In light of the CAFC's briefing schedule, Learning Resources and Hand2Mind said the D.C. Circuit should adopt "the same or similar briefing schedule allowing for argument in this appeal no later than August 1, 2025." The importers specifically invoked the Federal Circuit's schedule, telling the D.C. Circuit that aligning the briefing schedules "will facilitate timely resolution and potential Supreme Court consideration of both cases together."
The importers said this "critical reason" is why they filed a motion to defer ruling on their motion to expedite the case until June 9 -- the date the Federal Circuit said it would decide the government's emergency motion to stay the Court of International Trade's decision to vacate the executive orders implementing all tariff action under IEEPA. "Otherwise the Supreme Court would risk not having a proper vehicle to resolve the merits of the exceptionally important and urgent issues presented," the importers said.
The government opposed the motion, arguing that the originally agreed-to schedule should be adopted and is best for "expeditious resolution of this appeal." The U.S. said that even assuming Supreme Court review is likely, there's "little basis to believe that the relatively modest differences between the previously agreed-upon briefing schedule here and the schedule adopted by the Federal Circuit will materially alter how quickly each case is resolved."
In any event, "other tools remain available if the Supreme Court concludes that it needs two cases before it because one faces a jurisdictional issue, including a writ of certiorari before judgment," the brief said.
The two appeals stem from lower court decisions invalidating the tariffs and are moving forward on different theories of jurisdiction (see 2505290040).
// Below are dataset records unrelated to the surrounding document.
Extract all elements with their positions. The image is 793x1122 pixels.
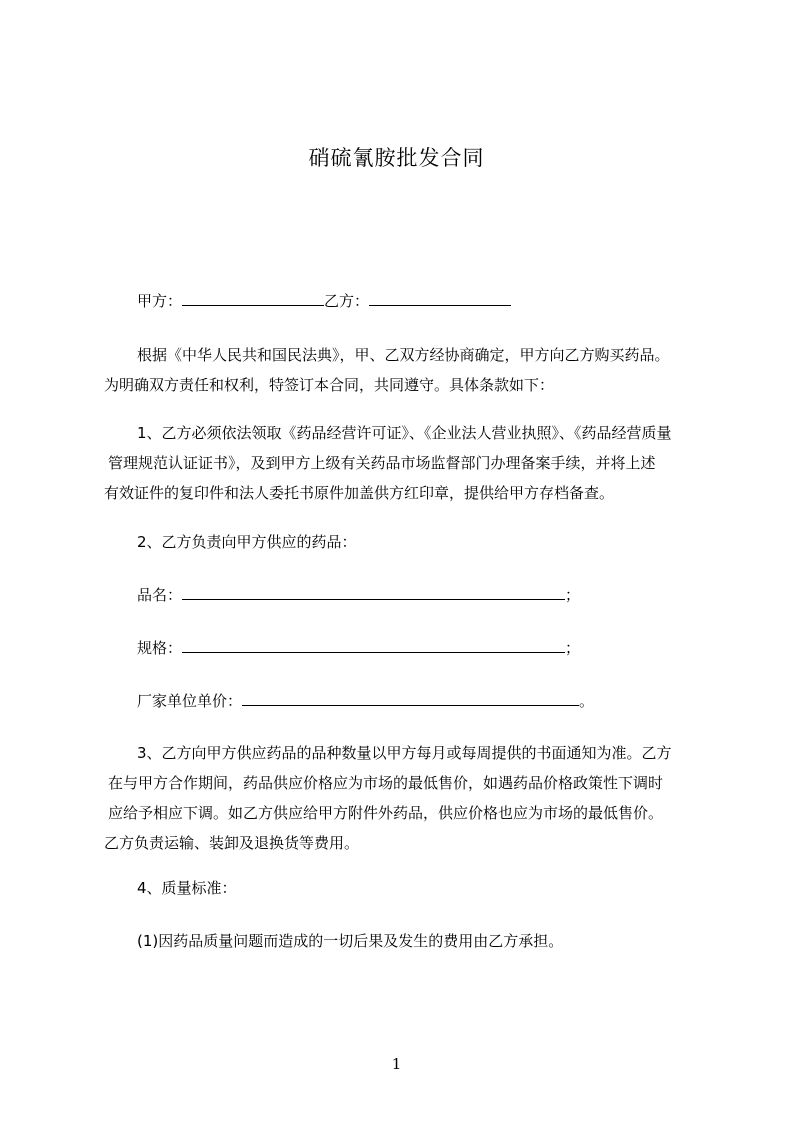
unit-price-label: 厂家单位单价： [137, 692, 243, 710]
preamble-line: 根据《中华人民共和国民法典》，甲、乙双方经协商确定，甲方向乙方购买药品。 [137, 346, 670, 364]
clause-3-line: 应给予相应下调。如乙方供应给甲方附件外药品，供应价格也应为市场的最低售价。 [108, 804, 664, 822]
clause-1-line: 管理规范认证证书》，及到甲方上级有关药品市场监督部门办理备案手续，并将上述 [108, 454, 656, 472]
clause-4-item-1: (1)因药品质量问题而造成的一切后果及发生的费用由乙方承担。 [137, 932, 564, 950]
preamble-paragraph [104, 340, 718, 400]
clause-1-paragraph [104, 418, 718, 508]
product-name-blank [182, 584, 565, 600]
product-name-label: 品名： [137, 586, 183, 604]
document-title: 硝硫氰胺批发合同 [308, 146, 485, 170]
unit-price-blank [242, 690, 579, 706]
unit-price-period: 。 [579, 692, 595, 710]
party-a-label: 甲方： [137, 292, 183, 310]
clause-2-heading: 2、乙方负责向甲方供应的药品： [137, 533, 357, 551]
page-number: 1 [391, 1055, 402, 1073]
spec-line [137, 637, 580, 658]
spec-blank [182, 637, 565, 653]
unit-price-line [137, 690, 594, 711]
clause-1-line: 有效证件的复印件和法人委托书原件加盖供方红印章，提供给甲方存档备查。 [104, 484, 615, 502]
party-b-label: 乙方： [324, 292, 370, 310]
party-a-blank [182, 290, 324, 306]
clause-3-line: 乙方负责运输、装卸及退换货等费用。 [104, 834, 360, 852]
clause-3-paragraph [104, 738, 718, 858]
clause-4-heading: 4、质量标准： [137, 879, 237, 897]
product-name-line [137, 584, 580, 605]
preamble-line: 为明确双方责任和权利，特签订本合同，共同遵守。具体条款如下： [104, 376, 555, 394]
clause-3-line: 在与甲方合作期间，药品供应价格应为市场的最低售价，如遇药品价格政策性下调时 [108, 774, 664, 792]
spec-semicolon: ； [565, 639, 581, 657]
product-name-semicolon: ； [565, 586, 581, 604]
clause-1-line: 1、乙方必须依法领取《药品经营许可证》、《企业法人营业执照》、《药品经营质量 [137, 424, 672, 442]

The trade court said it has exclusive jurisdiction to hear the case under Section 1581(i), which lets only CIT hear cases that arise out of U.S. laws providing for tariffs. The court said this section is invoked, since the case arises out of modifications made to the Harmonized Tariff Schedule, which is a law of the U.S.
The D.C. court, meanwhile, said the cases arise out IEEPA and that IEEPA doesn't provide for tariffs, granting the D.C. court jurisdiction to hear the matter.